Typically I would like to be able to "cp -a" the system partition of a laptop as backup, but obviously this doesn't work, and using "dd" for the whole partition is wasteful if you have lots of free space. Permissions, junction points and links are f(&*ed up and many linux applications just don't work on NTFS. Then there are these shadow copy inconsistencies people are talking about and sound scary, not sure about specifics.
If you need that stuff to work in Windows, you need NTFS, and in time, ReFS. In Linux, you need a *n*x FS. They are not interchangeable for anything but directories of data files w/o special permissions, and that goes both ways (or would, if Windows had good FS drivers for non-native FSes
😉). IE, use NTFS just like you would FAT32, but take advantage of it being journaled. For anything like using links, or applying permissions at any granularity lower than the whole mount point, an *n*x-native FS is going to be a must.
In my experience, ntfs-3g is CPU limited in the worst possible way, that is single threaded. Overheads for filesystems should be minimal, not bring my sandy bridge on its knees because it's writing zeroes on disk.
Using a fast SSD? It's CPU-heavy, but I've never seen it use more than maybe 30% on old Core Duos and Athlon64s, copying files at 80+MB/s.
I also want an equivalent to journaling on anything I can. For dealing with low-memory embedded systems, I can understand wanting to make something different than NTFS, but a transactional-logging system with block-level copy-on-write (IE, write to a new cluster, then free the old cluster, and update a copy of the metadata, not making it the current metadata until the write is done; IoW, no in-place data changes) should be quite doable, in any number of ways, and offer the benefits of a journal, without a distinct journal, and without needing several MBs of RAM to manage. Performance would only cost a few % of clusters reserved, which would be largely unnoticed. By not overwritng an old chunk of data until a new chunk has been successfully written, most anything could be rolled back, as the new old data would all still be there.
A journaled FS in general is really not ideal for internal HDDs, either, but back in the 80s and 90s, software techniques to do otherwise were still wild crazy hippie ideas, like JIT
🙂.
exFAT doesn't have journaling, file compression, or logging. For a fixed disk (especially a system disk) these are incredibly useful features. But for a removable disk you actually don't want these things, which is why we have exFAT.
I don't care about compression or audit-quality logging, but why wouldn't you want a nominally transaction-safe file-system? At worst, it should be able to know what failed (not merely that something might have), and at best roll it back. Being removable makes me want that
more, not less, and is the 2nd main reason I use NTFS, now (the 1st being cross-platform compatibility, but FAT32 has that, too).

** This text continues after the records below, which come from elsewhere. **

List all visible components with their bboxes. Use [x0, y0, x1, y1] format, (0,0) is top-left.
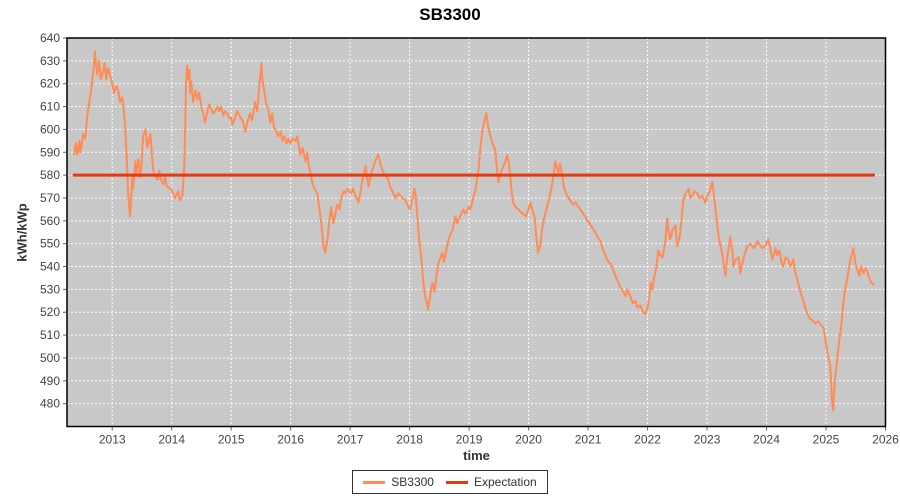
x-tick-label: 2016	[277, 433, 304, 447]
y-tick-label: 540	[40, 260, 60, 274]
legend-label: SB3300	[391, 475, 434, 489]
x-tick-label: 2026	[872, 433, 899, 447]
x-tick-label: 2023	[694, 433, 721, 447]
chart-title: SB3300	[419, 5, 481, 24]
y-tick-label: 550	[40, 237, 60, 251]
series-line-swatch	[363, 480, 386, 484]
y-tick-label: 510	[40, 328, 60, 342]
y-tick-label: 620	[40, 77, 60, 91]
x-tick-label: 2020	[515, 433, 542, 447]
y-tick-label: 570	[40, 191, 60, 205]
y-tick-label: 630	[40, 54, 60, 68]
legend-item-expectation: Expectation	[445, 475, 537, 489]
y-tick-label: 530	[40, 282, 60, 296]
y-tick-label: 580	[40, 168, 60, 182]
y-tick-label: 520	[40, 305, 60, 319]
y-tick-label: 500	[40, 351, 60, 365]
y-tick-label: 480	[40, 397, 60, 411]
x-tick-label: 2024	[753, 433, 780, 447]
x-tick-label: 2014	[158, 433, 185, 447]
x-tick-label: 2013	[99, 433, 126, 447]
series-sb3300-line	[73, 50, 875, 412]
y-tick-label: 490	[40, 374, 60, 388]
x-tick-label: 2022	[634, 433, 661, 447]
legend-box: SB3300 Expectation	[352, 470, 548, 494]
legend-label: Expectation	[473, 475, 537, 489]
y-tick-label: 600	[40, 122, 60, 136]
x-tick-label: 2019	[456, 433, 483, 447]
y-tick-label: 610	[40, 100, 60, 114]
legend-item-sb3300: SB3300	[363, 475, 434, 489]
x-tick-label: 2018	[396, 433, 423, 447]
expectation-line-swatch	[445, 480, 468, 484]
x-tick-label: 2017	[337, 433, 364, 447]
x-tick-label: 2025	[813, 433, 840, 447]
y-tick-label: 590	[40, 145, 60, 159]
y-axis-label: kWh/kWp	[14, 203, 30, 262]
y-tick-label: 560	[40, 214, 60, 228]
plot-background	[67, 38, 886, 427]
x-axis-label: time	[463, 448, 490, 463]
legend: SB3300 Expectation	[0, 470, 900, 494]
x-tick-label: 2021	[575, 433, 602, 447]
plot-border	[66, 37, 887, 428]
x-tick-label: 2015	[218, 433, 245, 447]
y-tick-label: 640	[40, 31, 60, 45]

It doesn't need to actually be a journal. A journal causes more writes than may be necessary (it's not the MBs, it's the separate addressing, some of which may need to be synchronized, which does slow things down). What's really needed is to be reasonably sure that old data will stick around until after new data has finished writing, however that can be done. exFAT kinda sorta might be able to do that, sometimes, with small volumes and files, due to the legacy FAT table, but that apparently breaks with big files, big cluster sizes, etc. (and the whole point is to be able to use it on media that' hundreds of GBs in size).